Petronet will import 13 individual cargoes in the year ending March 2007, Dasgupta said. Two cargoes are arriving from Algeria in February and March. Qatar, where production was disrupted last month, supplied one each in January and February, he said. Each cargo of LNG, gas chilled to liquid form for supply by ship, averages 55,000 tons.

Dasgupta is tapping supplies from countries as far as Algeria and Egypt, from where it takes a LNG tanker twice as long to reach India compared with supplies from Qatar, because of shortage of cargoes in the Middle East, he said.

Shares of Petronet closed at 48.15 rupees yesterday, down 0.1 percent this year, compared with a 1.6 percent rise in the country's benchmark Sensex.

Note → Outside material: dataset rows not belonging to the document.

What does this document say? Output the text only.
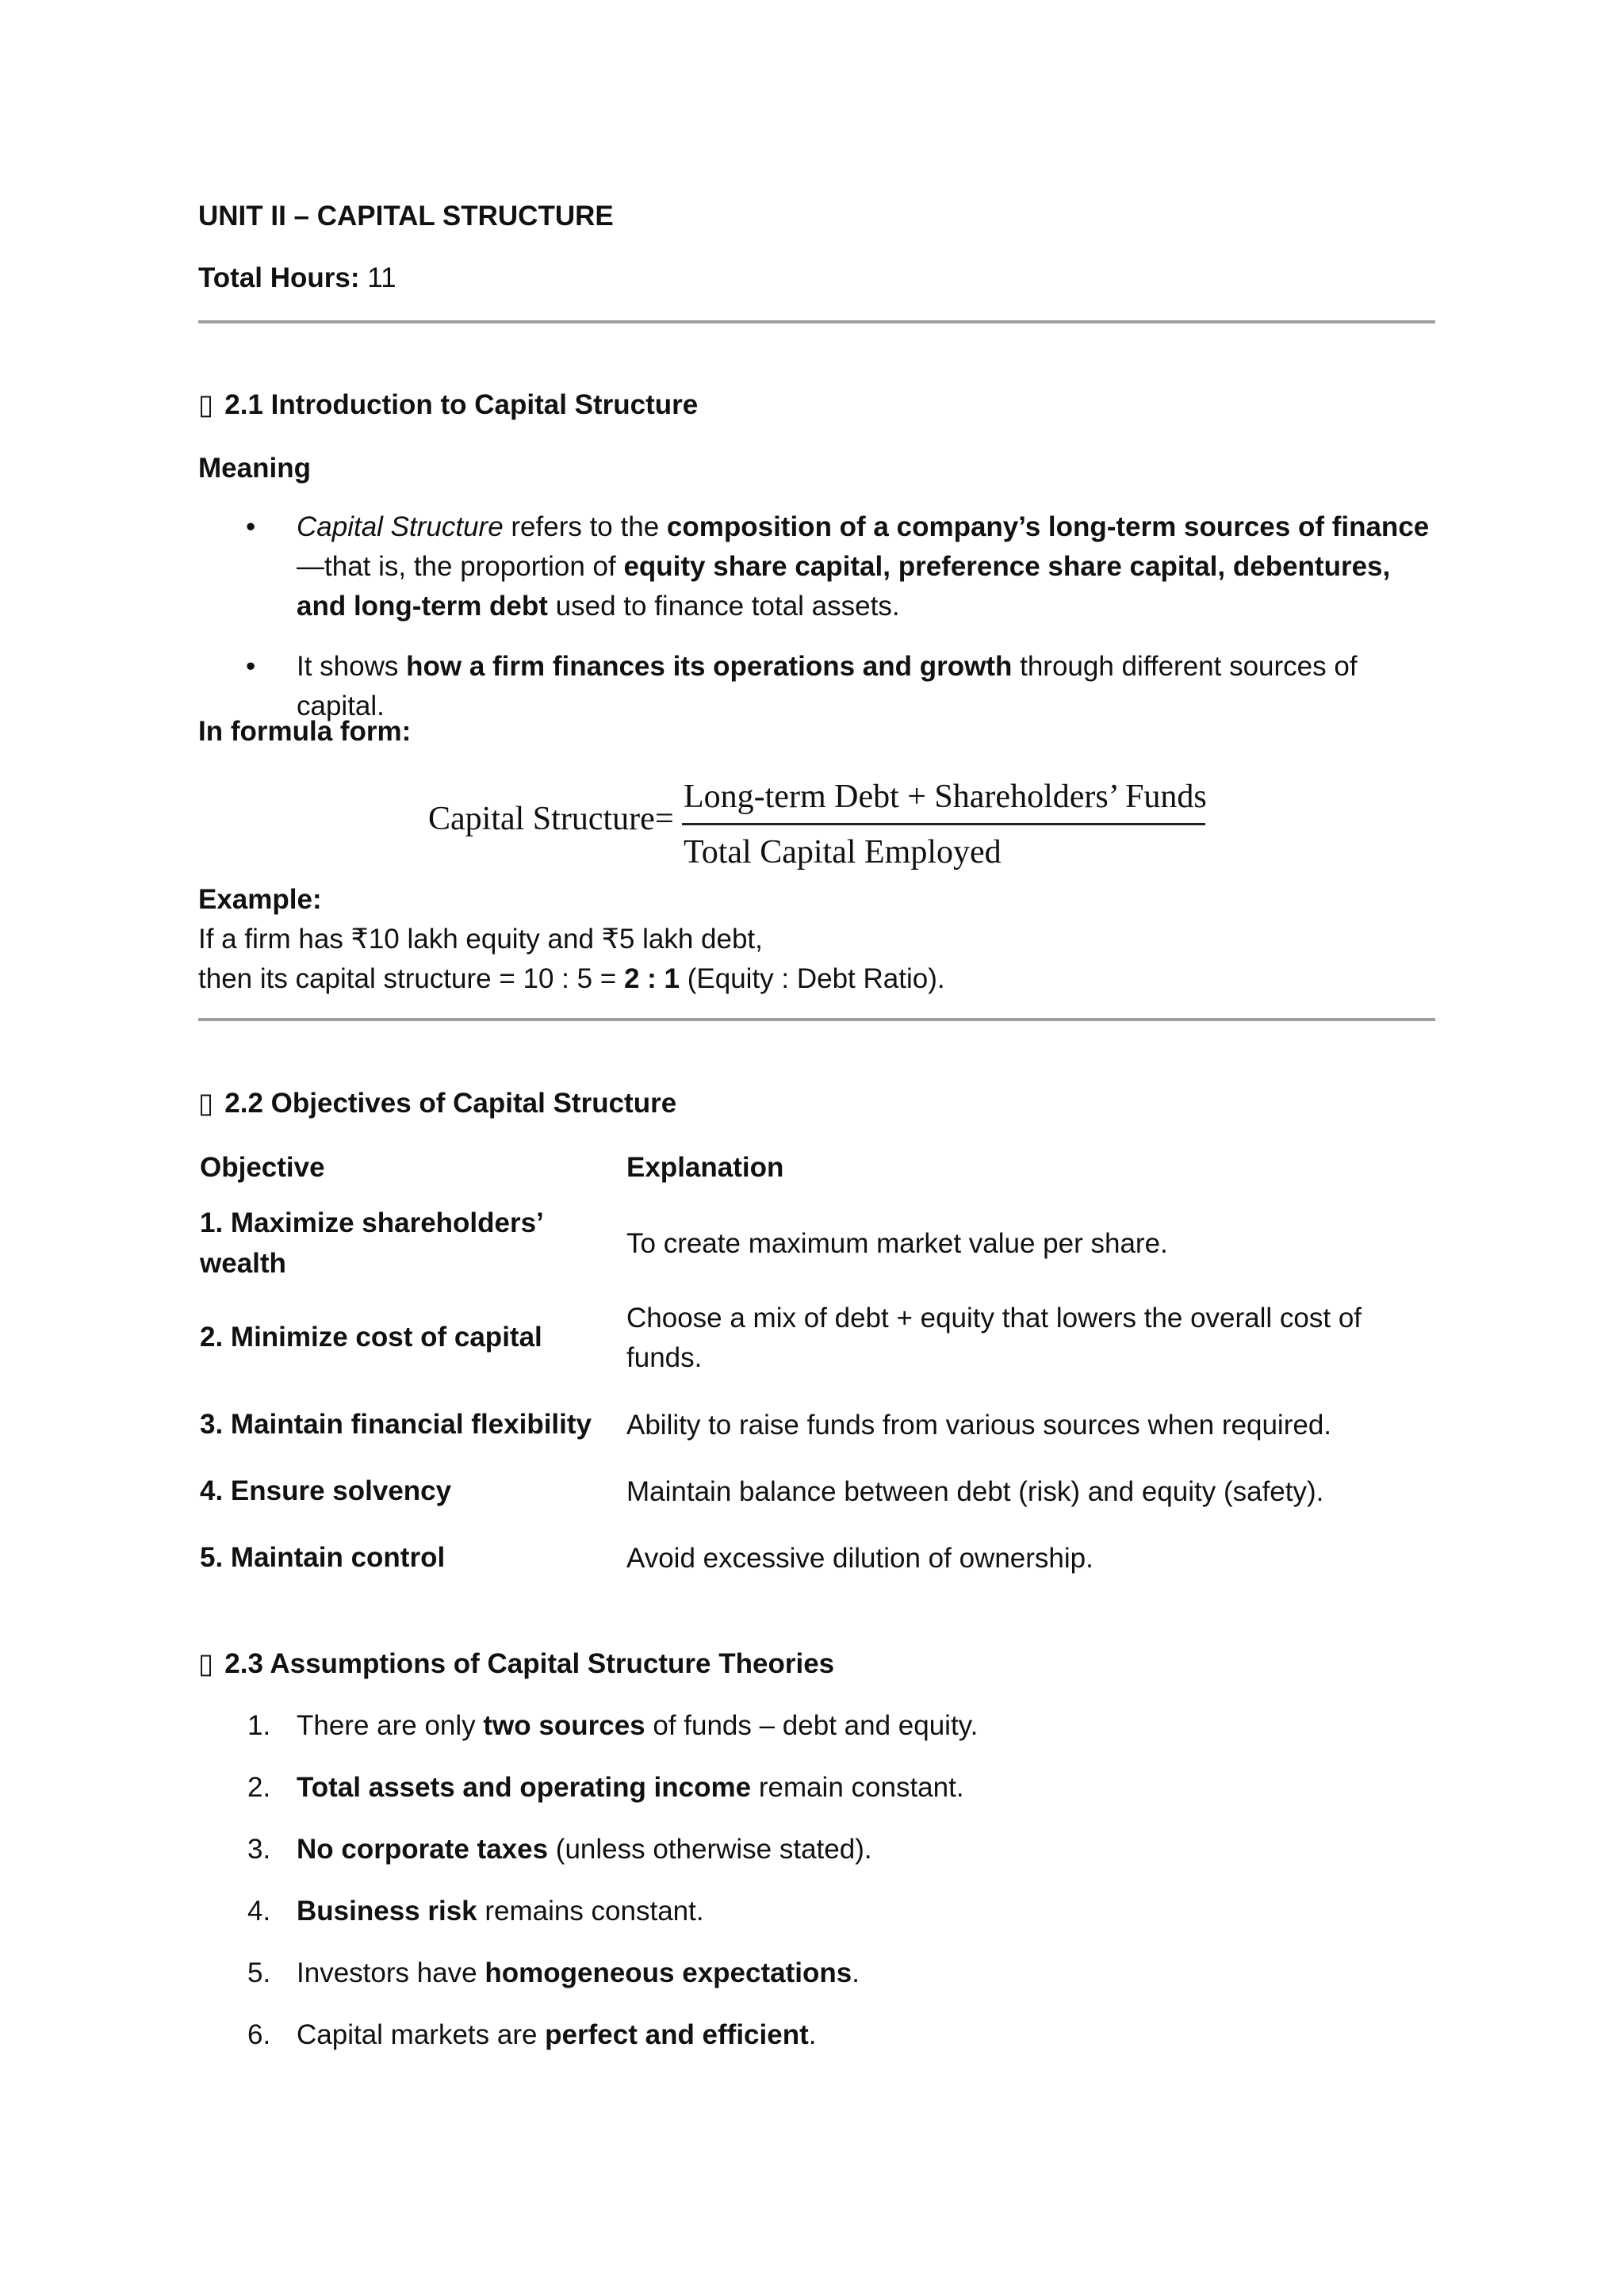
UNIT II – CAPITAL STRUCTURE
Total Hours: 11
▯ 2.1 Introduction to Capital Structure
Meaning
• Capital Structure refers to the composition of a company’s long-term sources of finance—that is, the proportion of equity share capital, preference share capital, debentures, and long-term debt used to finance total assets.
• It shows how a firm finances its operations and growth through different sources of capital.
In formula form:
Capital Structure =
Long-term Debt + Shareholders’ Funds
Total Capital Employed
Example:
If a firm has ₹10 lakh equity and ₹5 lakh debt,
then its capital structure = 10 : 5 = 2 : 1 (Equity : Debt Ratio).
▯ 2.2 Objectives of Capital Structure
Objective	Explanation
1. Maximize shareholders’ wealth	To create maximum market value per share.
2. Minimize cost of capital	Choose a mix of debt + equity that lowers the overall cost of funds.
3. Maintain financial flexibility	Ability to raise funds from various sources when required.
4. Ensure solvency	Maintain balance between debt (risk) and equity (safety).
5. Maintain control	Avoid excessive dilution of ownership.
▯ 2.3 Assumptions of Capital Structure Theories
1. There are only two sources of funds – debt and equity.
2. Total assets and operating income remain constant.
3. No corporate taxes (unless otherwise stated).
4. Business risk remains constant.
5. Investors have homogeneous expectations.
6. Capital markets are perfect and efficient.
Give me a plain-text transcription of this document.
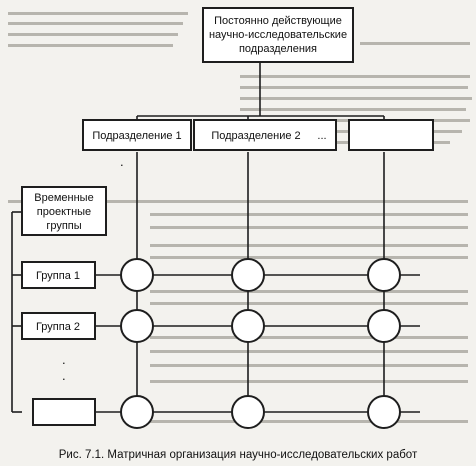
Постоянно действующие
научно-исследовательские
подразделения
Подразделение 1	Подразделение 2 ...
.
Временные
проектные
группы
Группа 1
Группа 2
.
.
Рис. 7.1. Матричная организация научно-исследовательских работ
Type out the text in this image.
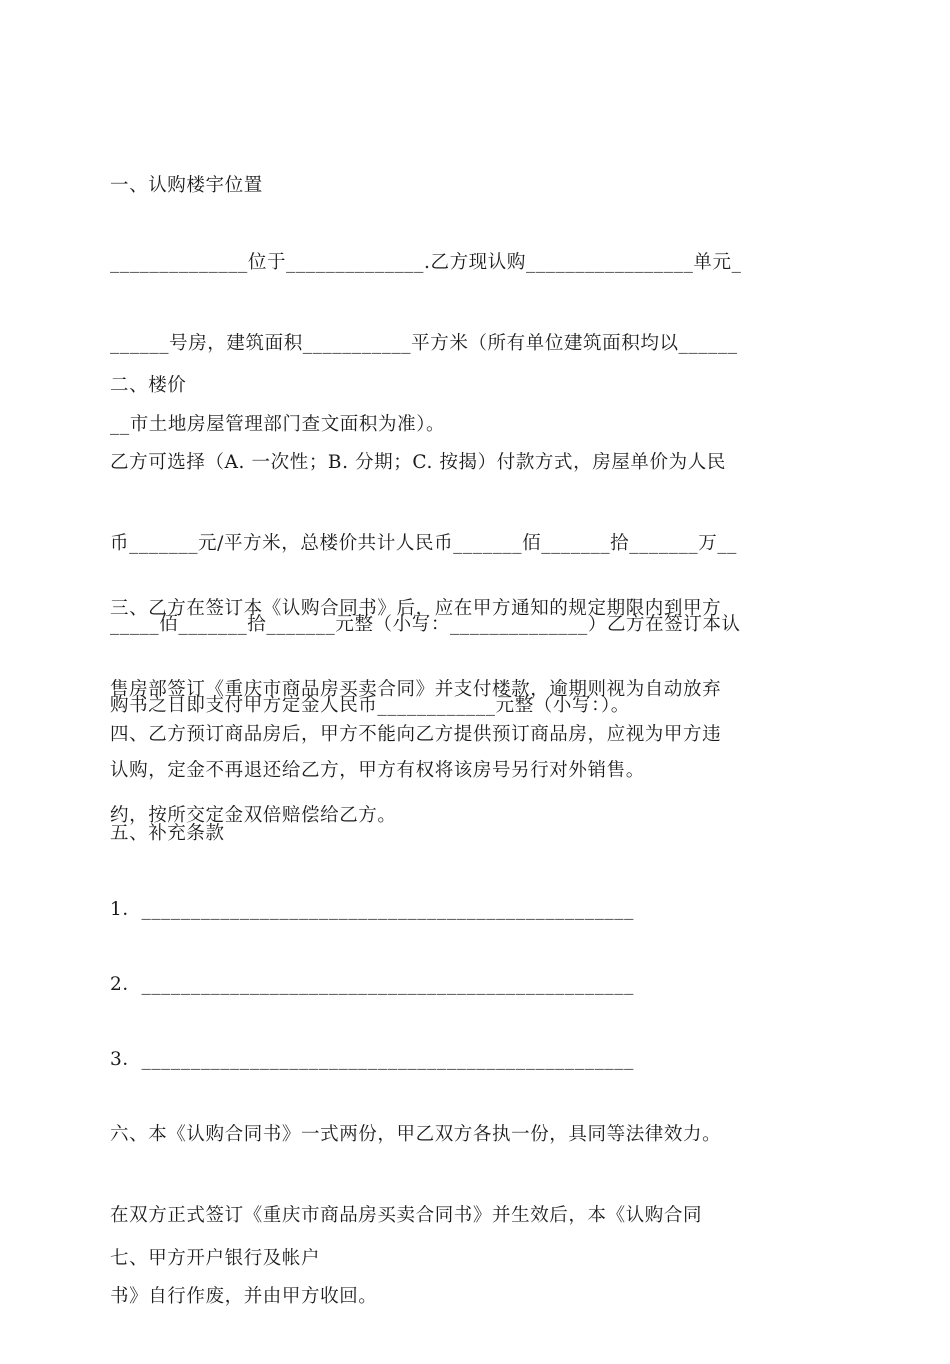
一、认购楼宇位置

______________位于______________.乙方现认购_________________单元_

______号房，建筑面积___________平方米（所有单位建筑面积均以______

__市土地房屋管理部门查文面积为准）。

二、楼价

乙方可选择（A. 一次性；B. 分期；C. 按揭）付款方式，房屋单价为人民

币_______元/平方米，总楼价共计人民币_______佰_______拾_______万__

_____佰_______拾_______元整（小写：______________）乙方在签订本认

购书之日即支付甲方定金人民币____________元整（小写：）。

三、乙方在签订本《认购合同书》后，应在甲方通知的规定期限内到甲方

售房部签订《重庆市商品房买卖合同》并支付楼款，逾期则视为自动放弃

认购，定金不再退还给乙方，甲方有权将该房号另行对外销售。

四、乙方预订商品房后，甲方不能向乙方提供预订商品房，应视为甲方违

约，按所交定金双倍赔偿给乙方。

五、补充条款

1．__________________________________________________

2．__________________________________________________

3．__________________________________________________

六、本《认购合同书》一式两份，甲乙双方各执一份，具同等法律效力。

在双方正式签订《重庆市商品房买卖合同书》并生效后，本《认购合同

书》自行作废，并由甲方收回。

七、甲方开户银行及帐户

Petronet may make an additional 2.5 billion rupees ($57 million) in operating profits next year after selling the extra spot cargoes to its customers, Modani said.

Insufficient Supply
The company made a profit of 8.5 billion rupees in the three months ended Dec. 31, 2006. Sales rose 53 percent to 15.8 billion rupees in the quarter.

Locally produced gas supplies of 11 million standard cubic meters a day are not enough to meet the 17 million standard cubic meters required by NTPC Ltd., India's biggest power producer, Chairman T. Sankaralingam said on Feb. 7.

The power plant in Dabhol, begun by Enron Corp. in 1996, is key to ending power shortages in Maharashtra state, home to India's financial capital Mumbai. The plant has never worked at more than one-third of capacity because of Enron's collapse, disputes over power prices and a lack of gas for the furnaces.

Today, the plant operates at 15 percent, burning the costlier oil product naphtha. It will start receiving gas through a new pipeline later this year.

Maharashtra's Shortage
Maharashtra faces a shortage of 4,500 megawatts of power, Jayant Kawle, Maharashtra's principal energy secretary, told reporters on Feb. 5. Areas outside Mumbai face 12-hour-a-day power cuts, according to Maharashtra State Electricity Distribution Co.

Petronet, which is spending 16 billion rupees to double Dahej's capacity by December 2008, is controlled by Bharat Petroleum Corp., Oil & Natural Gas Corp., Gail India Ltd. and Indian Oil Corp. The state companies together hold 50 percent. A new terminal in Kochi on the east coast will be completed by 2010 at a cost of 20.5 billion rupees, according to Petronet's annual report for year ended March 2006.